* Canadian dollar at C$1.2851, or 77.81 U.S. cents
* Loonie touched its weakest since June 6 at C$1.2873
* Bond prices mixed across flatter maturity curve
* 10-year yield hit its lowest since Feb. 24 at 1.078 pct
TORONTO, June 14 (Reuters) - The Canadian dollar weakened to
a one-week low against a broadly firmer U.S. counterpart on
Monday, as lower oil prices and market jitters about a potential
British exit from the European Union weighed on the
risk-sensitive commodity-linked currency.
Britain's "Leave" campaign opened up a 7-point lead over
"Remain" ahead of a referendum on membership in the European
Union, an opinion poll showed late Monday.
Global stocks were mostly lower and oil fell as investors
flocked to safe-haven assets.
At 9:59 a.m. EDT (1359 GMT), the Canadian dollar CAD=D4
was trading at C$1.2851 to the greenback, or 77.81 U.S. cents,
weaker than Monday's close of C$1.2807, or 78.08 U.S. cents.

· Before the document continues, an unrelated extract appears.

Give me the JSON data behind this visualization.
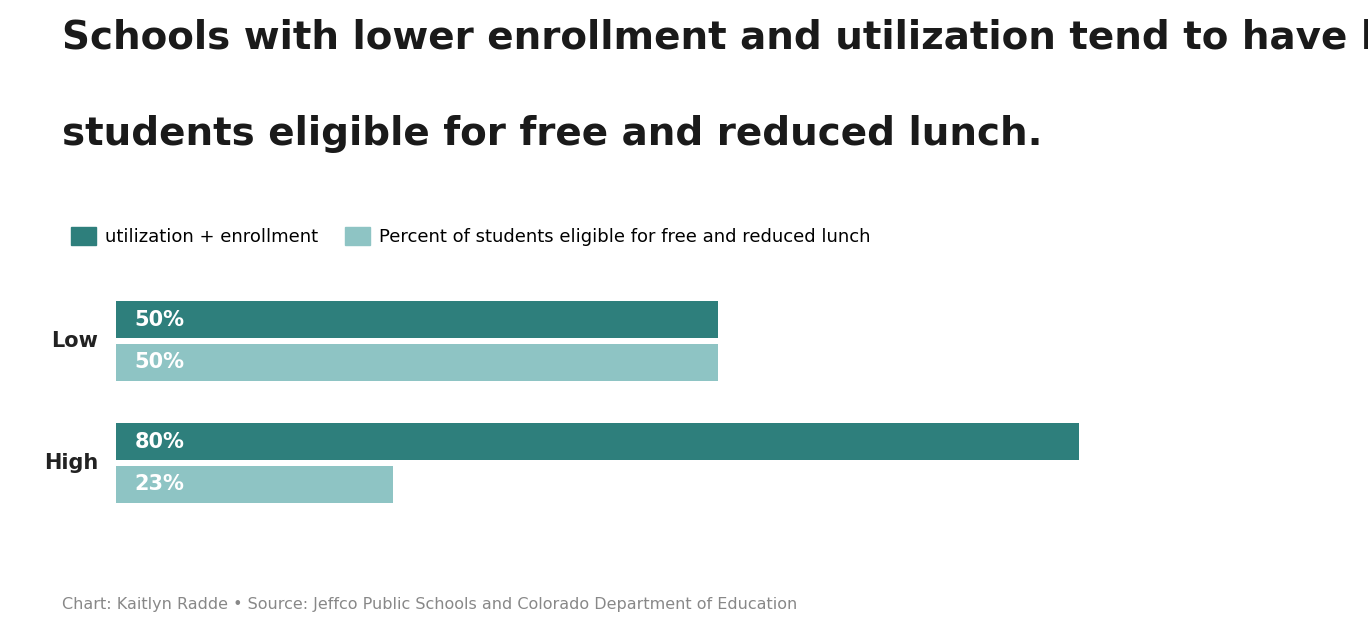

The currency's strongest level of the session was C$1.2816,
while it touched its weakest since June 6 at C$1.2873.
Stronger-than-expected U.S. retail sales data added to
support for the greenback, suggesting economic growth was
gaining steam.
Still, chances of an interest rate increase by the U.S.
Federal Reserve on Wednesday remained low. The CME Group's (NASDAQ:CME)
FedWatch tool indicated just a 1.9 percent probability of a rate
hike.
In domestic data, the ratio of Canadian household
debt-to-income edged down to 165.3 percent in the first quarter
from 165.4 percent in the fourth quarter, Statistics Canada
said.
Separately, Canadian home prices rose in May from a month
earlier, and were well up from the year before, the
Teranet-National Bank Composite House Price Index showed.
Canadian government bond prices were mixed across a flatter
maturity curve as Germany's 10-year yield turned negative on the
flight-to-quality.
The two-year CA2YT=RR price dipped 0.5 Canadian cent to
yield 0.491 percent, while the benchmark 10-year CA10YT=RR
climbed 22 Canadian cents to yield 1.089 percent. The 10-year
yield hit its lowest since Feb. 24 at 1.078 percent.
The curve flattened, as the spread between the 2-year and
10-year yields narrowed by 2.6 basis points to 59.8 basis
points, indicating outperformance for longer-dated maturities.